Sinus rhythm with first-degree atrioventricular block status post-implantable cardioverter-defibrillator with resolution of Brugada Type I.
Discussion
Type I Brugada is characterized by elevation of the J point, a coved-type ST segment, and an inverted T wave in V1 and V2. 5 These changes are not linked to any evidence of ischemia, electrolyte abnormalities, or other structural heart disease. Brugada syndrome is defined as an inherited channelopathy associated with increased risk for sudden cardiac death secondary to arrhythmias. Patients who are asymptomatic with Brugada pattern on ECG carry a higher risk of VF than healthy individuals. 5
After a thorough review of the patient’s medical history and prior ECG, we concluded that the patient’s presentation of recurrent syncopal episodes and new ECG findings compatible with Brugada syndrome were unmasked by the Moderna COVID-19 Vaccine Booster. To our knowledge and literature review, this has not occurred before. Our patient underwent genetic testing, which confirmed a positive SCN5A mutation for Brugada syndrome. Sodium channel genes (SCN) encode subunits of a cardiac sodium channel. There are 2 known sodium channel gene mutations responsible for the possibility of Brugada syndrome, including SCN5A and SCN10A. These myocardium sodium channels, if defective, will reduce sodium inflow currents, thus reducing the duration of a normal action potential.4,6 When analyzing an ECG of a patient with Brugada syndrome, as mentioned above, there is ST segment elevation and T wave inversions of the right precordial leads. The pathophysiology behind this phenomenon is not clearly understood; however, it is thought to affect the ventricular myocardium, specifically the action potentials of both epicardial and M cells. Despite endothelial cells being a component of the ventricular myocardium, these cells have not been deemed responsible for the ECG changes of Brugada syndrome.4-6
Regarding this patient, genetic testing was positive for a mutation in SCN5A. The gene encodes specifically the Nav1.5 subunit of the cardiac sodium channel gene on chromosome 3p21-24 which is found to affect about 20% to 30% of those with Brugada syndrome. This gene is associated with autosomal dominant Brugada syndrome in addition to long QT syndrome, dilated cardiomyopathy, and atrial fibrillation. The mutation is described as a “loss of function” mutation and can result in several manifestations including lack of expression, variance regarding voltage and time dependent of activation, and either prolonged or accelerated recovery from inactivation.4,5 Given current guidelines, since the patient presented with a history of recurrent syncope which was otherwise unexplained and was associated with the Brugada pattern, the patient was treated with an implantation of an implantable cardioverter-defibrillator.

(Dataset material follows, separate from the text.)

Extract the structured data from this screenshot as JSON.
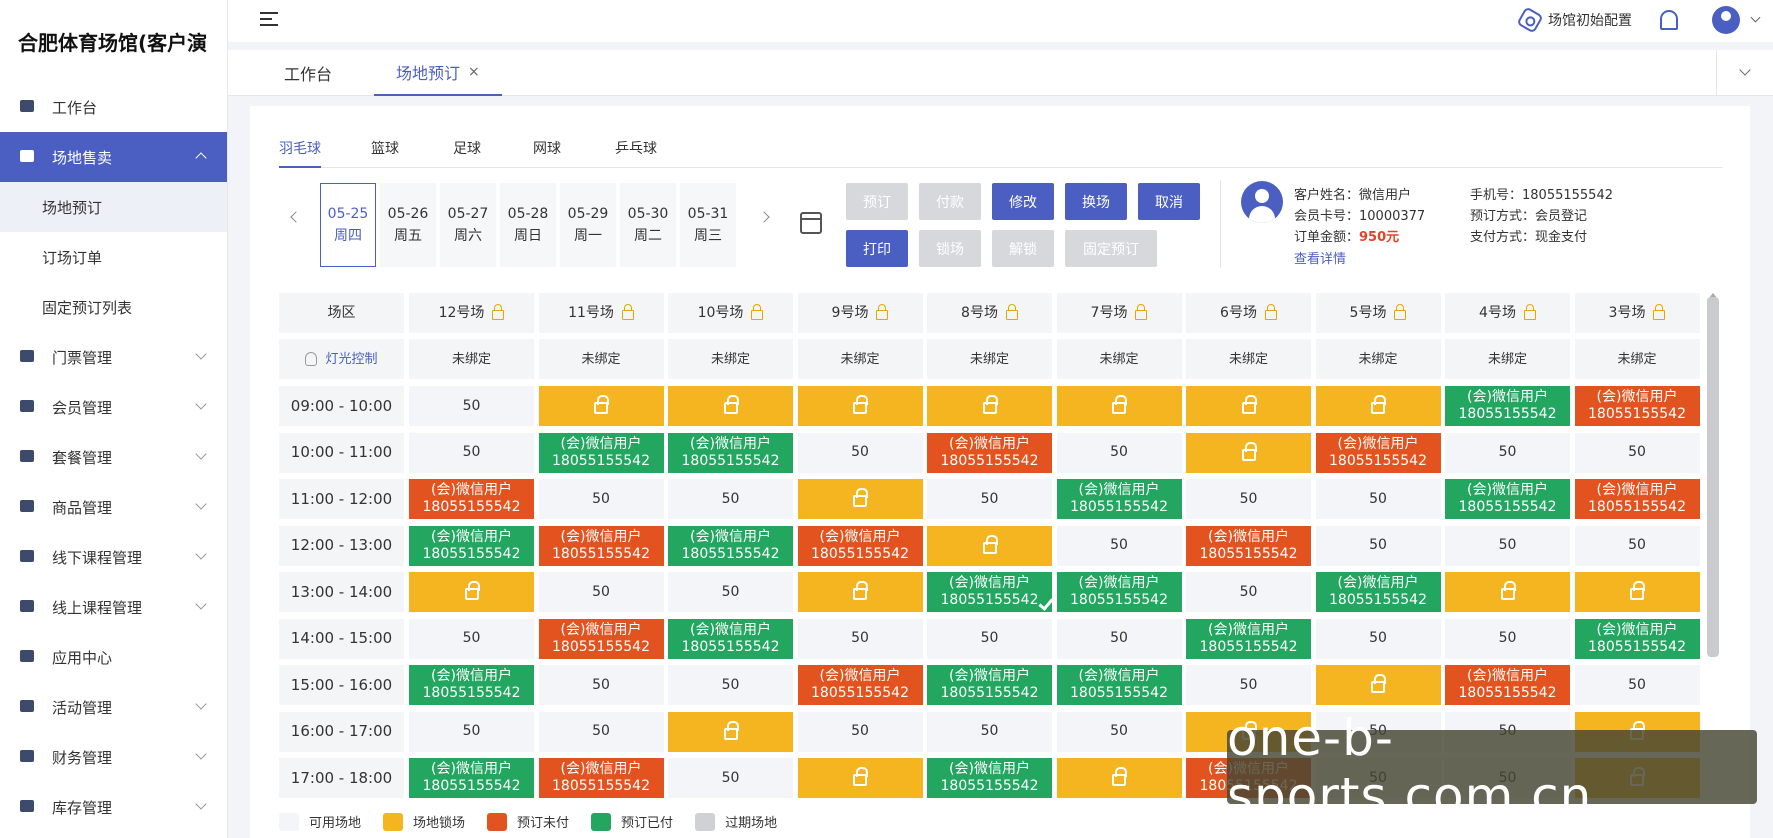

The phenotypic expression of Brugada syndrome can be unmasked during febrile illnesses. We have presented a novel case in which COVID-19 vaccine may have precipitated an arrhythmic event in a patient with previously unknown genotype positive Brugada syndrome.
Footnotes
Declaration of Conflicting Interests
The author(s) declared no potential conflicts of interest with respect to the research, authorship, and/or publication of this article.
Funding
The author(s) received no financial support for the research, authorship, and/or publication of this article.
Ethics Approval
Our institution does not require ethical approval for reporting individual cases or case series.
Informed Consent
Verbal informed consent was obtained from the patient(s) for their anonymized information to be published in this article.